August 13, 2004
Posted by Dale Franks
One of the biggest victories of the environmental movement over the last thirty years has been to convince the public that nuclear power is unsafe. Now, Jonah Goldberg writes, the Kerry campaign is putting that same kind of fear-mongering to good use in Nevada when discussing the Yucca Mountain nuclear waste depository. The only trouble is that, like most fear-mongering, it's based mainly on lies.
Kerry keeps harping on safety concerns, as if it's safer to keep the waste where it is, spread out all across the country in various cooling ponds.
Now, I've been to Yucca Mountain and interviewed the scientists there and read quite a few of the studies. And, frankly, I have no idea what Kerry is talking about. Yucca Mountain is indisputably the safest conceivable installation for nuclear waste in America - and, quite probably, on the planet. If terrorists wanted to, say, crash a 747 into Yucca Mountain, they'd pretty much have to get past the Nellis Air Force base, where the Air Force practices blowing things up. It's also the home of the Air Warfare Center and the Air Force Weapons School. It is where the Thunderbirds practice and the site of the International combat-training exercise known as "Red Flag." Yucca Mountain also abuts the highly secure Nevada Test Site where we've blown up a kajillion atomic bombs.
Oh, and I should add that even if the terrorist-seized plane got through and smacked the repository head-on, it wouldn't even rattle the canisters under thousands of feet of Yucca Mountain rock. In fact, a direct nuclear strike would mean next to nothing in terms of safety.
But hey, even in the hugely unlikely scenario - and I really mean hugely unlikely - that some nuclear material did get out, it would still be in the middle of a godforsaken desert. Even what little groundwater there is there - on the edge of Death Valley - is self-contained.
Anyway, I could go on, but the science on this issue is so settled that no one really disputes it. That's one reason why we've heard so much hyperbole in recent years about how dangerous it would be to transport the waste to Yucca Mountain. Once the waste is there, it's not going to bother anybody.
The fear-mongering over these so-called "mobile Chernobyls" is bogus too. The containers can withstand virtually any imaginable attack. In tests, they even drop the things from way up high onto steel spikes and nothing happens. There have been more than 3,000 nuclear waste transports since 1964 without a single release.
The controversy over Yucca Mountain has nothing whatsoever to do with safety. The fundamental issue is that the environmental lobby wants to put up every hurdle possible in order to prevent any nuclear power generation for any reason.
Let me be as clear as possible: Nuclear power generation is the safest, cleanest, most efficient power generation technology in the world. Bar none. The amount of waste generated by nuclear power generation is, while dangerous, compact and solid. Compared to the hundreds of thousands of tons of pollution generated by oil and gas generators, it is infinitesimal. A 1000-megawatt plant produces 1 cubic yard of radioactive waste per year. Compare that to a coal plant of similar capacity, which would produce 10 tons of waste per minute.
The waste itself is solid, and would be placed in sealed containers under thousands of feet of solid rock. The opposition to Yucca Mountain, like the opposition to nuclear power itself, is pure, unalloyed Luddism.

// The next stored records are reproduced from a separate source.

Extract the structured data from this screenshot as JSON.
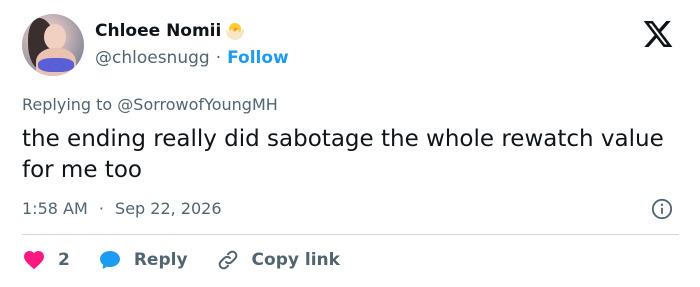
{
  "author": {
    "display_name": "Chloee Nomii",
    "handle": "@chloesnugg",
    "separator": "·",
    "follow_label": "Follow",
    "badge_icon": "hatching-chick-icon"
  },
  "tweet": {
    "replying_prefix": "Replying to",
    "replying_to": "@SorrowofYoungMH",
    "text": "the ending really did sabotage the whole rewatch value for me too",
    "time": "1:58 AM",
    "date_separator": "·",
    "date": "Sep 22, 2026"
  },
  "actions": {
    "like_count": "2",
    "reply_label": "Reply",
    "copy_link_label": "Copy link"
  },
  "colors": {
    "accent": "#1d9bf0",
    "like": "#f91880",
    "muted": "#536471",
    "text": "#0f1419"
  }
}
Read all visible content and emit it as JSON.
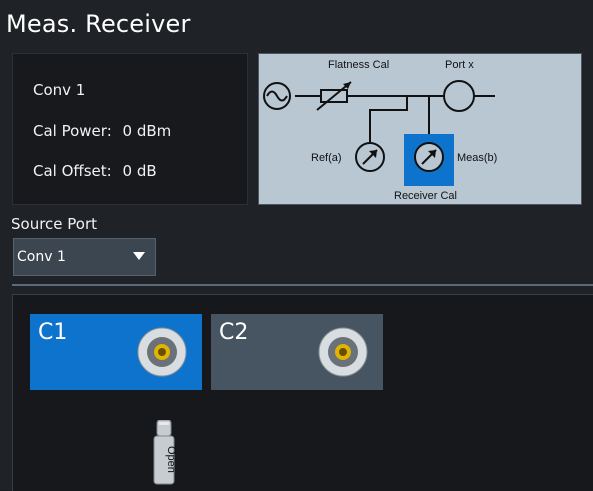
{
  "title": "Meas. Receiver",
  "info": {
    "converter": "Conv 1",
    "cal_power_label": "Cal Power:",
    "cal_power_value": "0 dBm",
    "cal_offset_label": "Cal Offset:",
    "cal_offset_value": "0 dB"
  },
  "diagram": {
    "flatness_cal": "Flatness Cal",
    "port_x": "Port x",
    "ref": "Ref(a)",
    "meas": "Meas(b)",
    "receiver_cal": "Receiver Cal"
  },
  "source_port": {
    "label": "Source Port",
    "selected": "Conv 1"
  },
  "ports": [
    {
      "label": "C1",
      "selected": true
    },
    {
      "label": "C2",
      "selected": false
    }
  ],
  "open_standard": "Open",
  "colors": {
    "accent": "#0d73cc",
    "diagram_bg": "#b9c7d3",
    "port_bg": "#465561",
    "connector_gold": "#e0b400"
  }
}
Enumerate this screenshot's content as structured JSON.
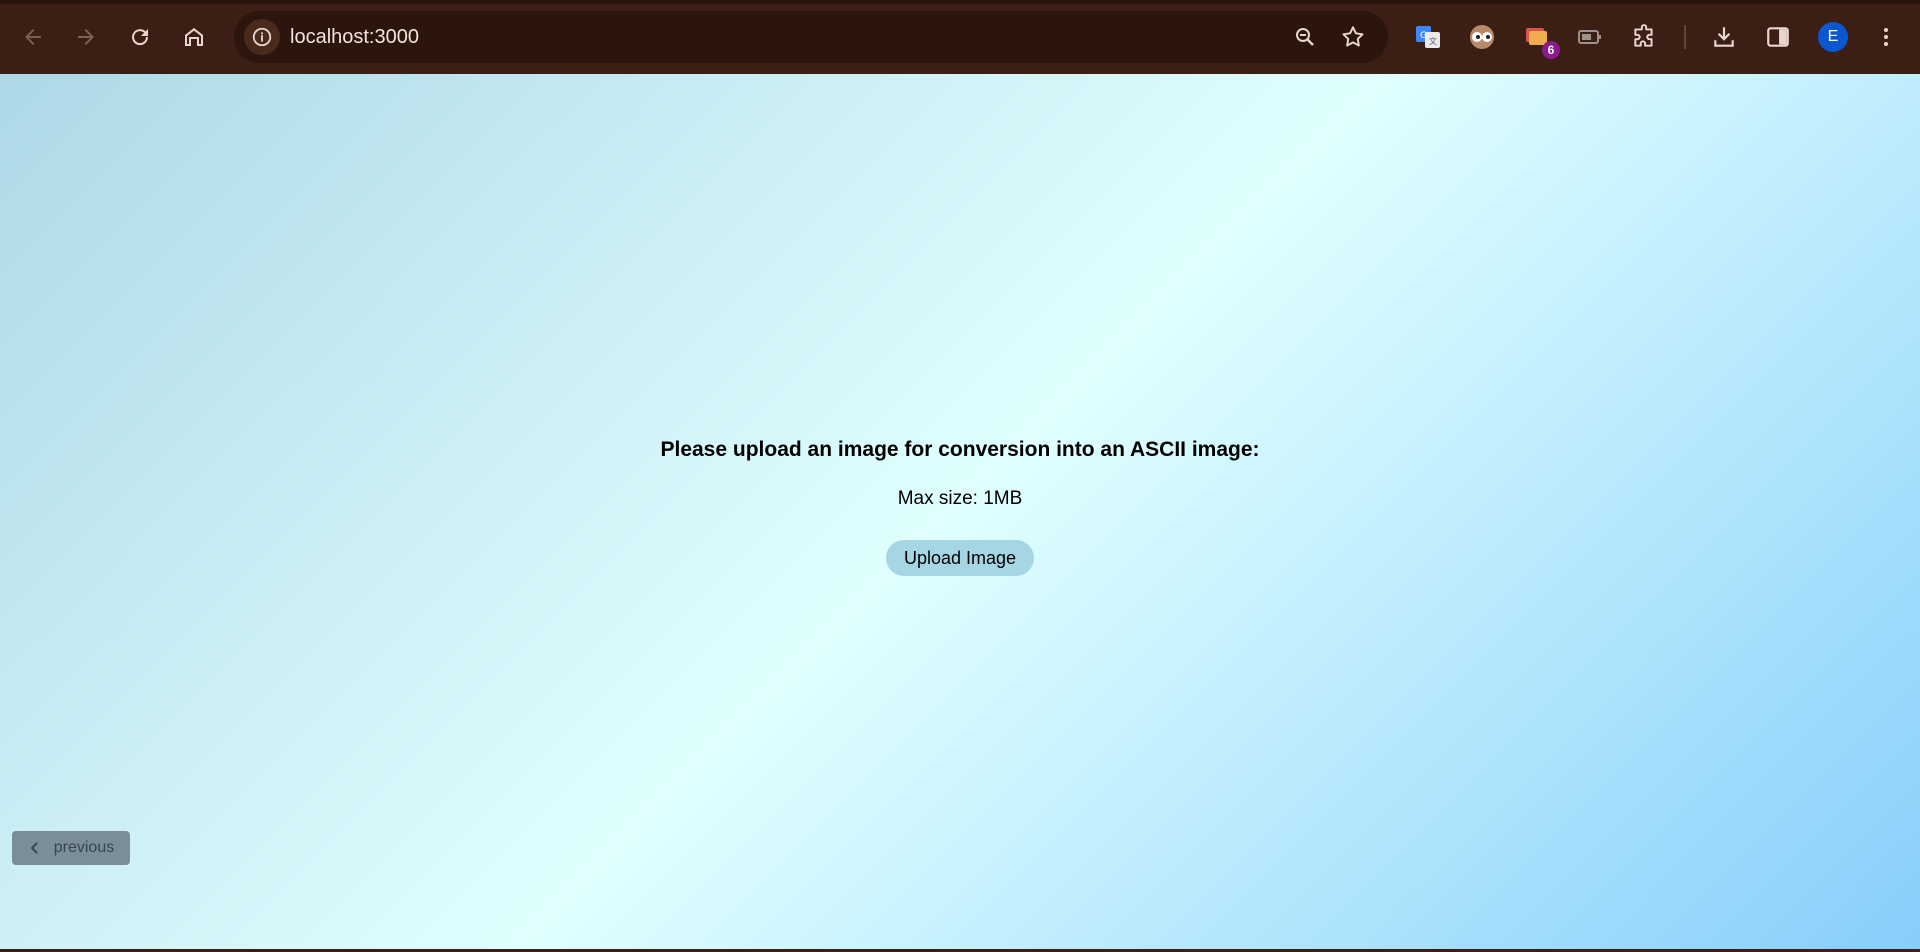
{
  "browser": {
    "url": "localhost:3000",
    "extension_badge": "6",
    "profile_initial": "E"
  },
  "page": {
    "heading": "Please upload an image for conversion into an ASCII image:",
    "max_size": "Max size: 1MB",
    "upload_label": "Upload Image",
    "previous_label": "previous"
  },
  "colors": {
    "toolbar": "#3c1f14",
    "gradient_start": "#add8e6",
    "gradient_mid": "#e0ffff",
    "gradient_end": "#87cefa",
    "upload_button": "#a6d5e3",
    "previous_button": "#7a8d99"
  },
  "icons": [
    "back-arrow-icon",
    "forward-arrow-icon",
    "reload-icon",
    "home-icon",
    "info-icon",
    "zoom-icon",
    "star-icon",
    "translate-extension-icon",
    "eyes-extension-icon",
    "gallery-extension-icon",
    "battery-extension-icon",
    "puzzle-extensions-icon",
    "download-icon",
    "side-panel-icon",
    "more-vert-icon",
    "chevron-left-icon"
  ]
}
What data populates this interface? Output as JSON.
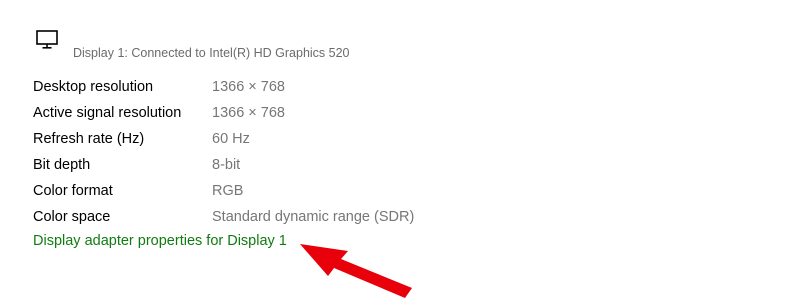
{
  "display": {
    "icon": "monitor-icon",
    "title": "Display 1: Connected to Intel(R) HD Graphics 520"
  },
  "properties": [
    {
      "label": "Desktop resolution",
      "value": "1366 × 768"
    },
    {
      "label": "Active signal resolution",
      "value": "1366 × 768"
    },
    {
      "label": "Refresh rate (Hz)",
      "value": "60 Hz"
    },
    {
      "label": "Bit depth",
      "value": "8-bit"
    },
    {
      "label": "Color format",
      "value": "RGB"
    },
    {
      "label": "Color space",
      "value": "Standard dynamic range (SDR)"
    }
  ],
  "adapter_link": {
    "label": "Display adapter properties for Display 1"
  },
  "colors": {
    "link": "#107c10",
    "annotation_arrow": "#e8000a",
    "value_text": "#767676"
  },
  "annotation": {
    "icon": "red-arrow-icon"
  }
}
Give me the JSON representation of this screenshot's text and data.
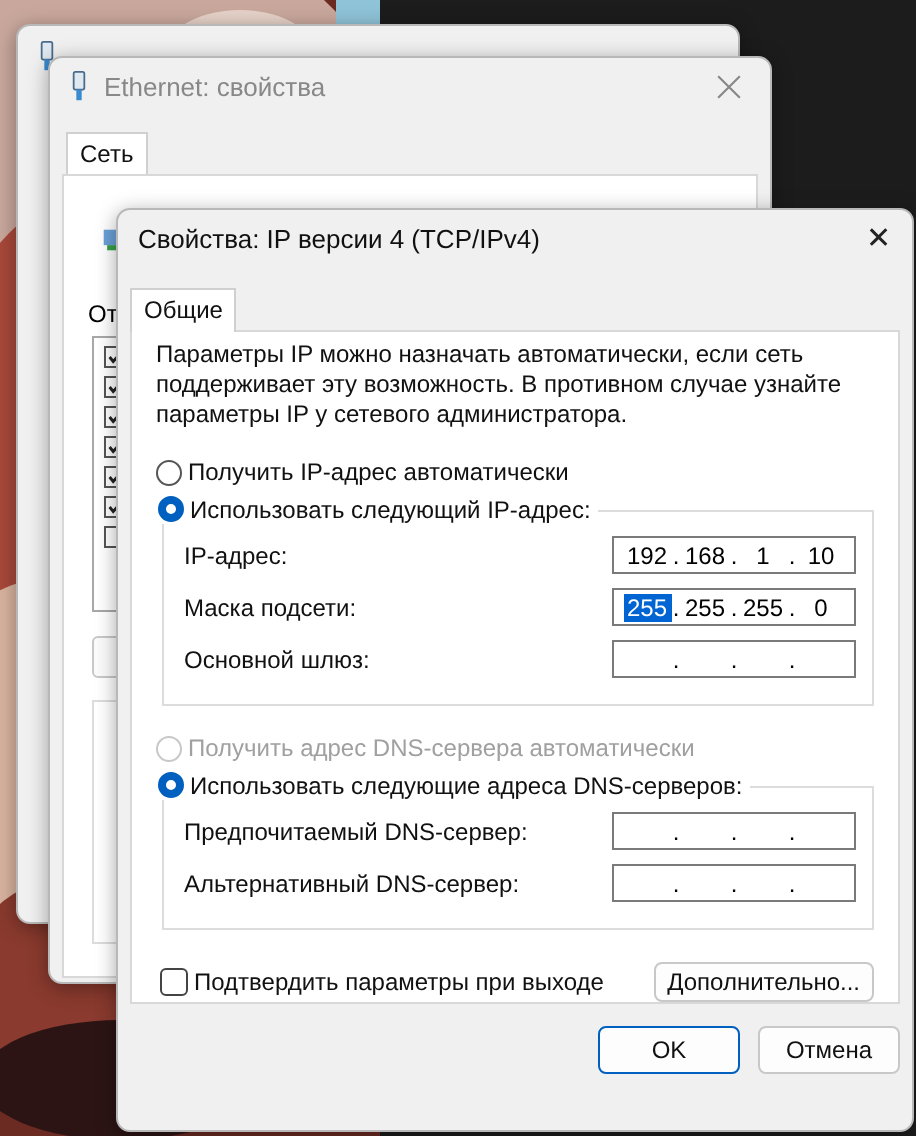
{
  "properties_window": {
    "title": "Ethernet: свойства",
    "tabs": [
      {
        "label": "Сеть",
        "selected": true
      }
    ],
    "components_label": "От",
    "components": [
      {
        "checked": true
      },
      {
        "checked": true
      },
      {
        "checked": true
      },
      {
        "checked": true
      },
      {
        "checked": true
      },
      {
        "checked": true
      },
      {
        "checked": false
      }
    ]
  },
  "dialog": {
    "title": "Свойства: IP версии 4 (TCP/IPv4)",
    "close": "✕",
    "tabs": [
      {
        "label": "Общие",
        "selected": true
      }
    ],
    "description": "Параметры IP можно назначать автоматически, если сеть поддерживает эту возможность. В противном случае узнайте параметры IP у сетевого администратора.",
    "separator": ".",
    "ip_mode": [
      {
        "label": "Получить IP-адрес автоматически",
        "selected": false,
        "disabled": false
      },
      {
        "label": "Использовать следующий IP-адрес:",
        "selected": true,
        "disabled": false
      }
    ],
    "ip_fields": [
      {
        "label": "IP-адрес:",
        "octets": [
          {
            "text": "192",
            "selected": false
          },
          {
            "text": "168",
            "selected": false
          },
          {
            "text": "1",
            "selected": false
          },
          {
            "text": "10",
            "selected": false
          }
        ]
      },
      {
        "label": "Маска подсети:",
        "octets": [
          {
            "text": "255",
            "selected": true
          },
          {
            "text": "255",
            "selected": false
          },
          {
            "text": "255",
            "selected": false
          },
          {
            "text": "0",
            "selected": false
          }
        ]
      },
      {
        "label": "Основной шлюз:"
      }
    ],
    "dns_mode": [
      {
        "label": "Получить адрес DNS-сервера автоматически",
        "selected": false,
        "disabled": true
      },
      {
        "label": "Использовать следующие адреса DNS-серверов:",
        "selected": true,
        "disabled": false
      }
    ],
    "dns_fields": [
      {
        "label": "Предпочитаемый DNS-сервер:"
      },
      {
        "label": "Альтернативный DNS-сервер:"
      }
    ],
    "validate": {
      "label": "Подтвердить параметры при выходе",
      "checked": false
    },
    "advanced_button": "Дополнительно...",
    "buttons": [
      {
        "label": "OK",
        "kind": "default"
      },
      {
        "label": "Отмена",
        "kind": "normal"
      }
    ]
  }
}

Now, the waste that we would produce all over the country would be radioactive enough to kill 10 billion people, if they were exposed to it. Yet somehow, every year we produce enough barium to kill 100 billion people, enough ammonia and hydrogen cyanide to kill 20 trillion people, and enough chlorine to kill 400 trillion. Somehow, we manage to do that without killing anyone. With nuclear waste, ground into power, fused with glass, placed in steel containers, and put in a concrete bunker several hundred feet underground, there's not much chance of anyone being exposed to it.
Air pollution from coal, on the other hand, is estimated to cause 10,000 deaths a year in the US alone. In one year, a 100-megawatt coal power plant generate 1.5 million tons of solid waste that are chock full of toxins and carcinogens, and we usually dump it into landfills or piling it up in hills. And that's only the solid waste. That doesn't count, say the 600 pounds of carbon dioxide or 10 pounds of sulfur dioxide that go up the chimney every second.
And we're all breathing that.
Professor Bernard Cohen of the University of Pittsburgh, in his book, Before It's Too Late, predicts that if the US were to go completely nuclear for power generation, the total added health risk covering the entire process, from uranium mining to waste disposal, would be the same as raising the speed limit by 0.006 miles per hour. The risks eliminated by ending coal, oil, and natural gas power generation would be far, far greater.
We are at a very dangerous point in our history. We have a highly technologized, scientific, civilization that requires extraordinary amounts of technical learning just to keep the trains running. At the same time, we have fewer, and fewer people who know how to keep all this complicated machinery working.
It's not helpful to also have an environmental lobby that keeps trying to throw monkey wrenches into the machinery, and politicians who are willing accomplices in that sabotage.
Or, for that matter, a public education system that teaches our children to parrot the beliefs of the environmental lobby without question.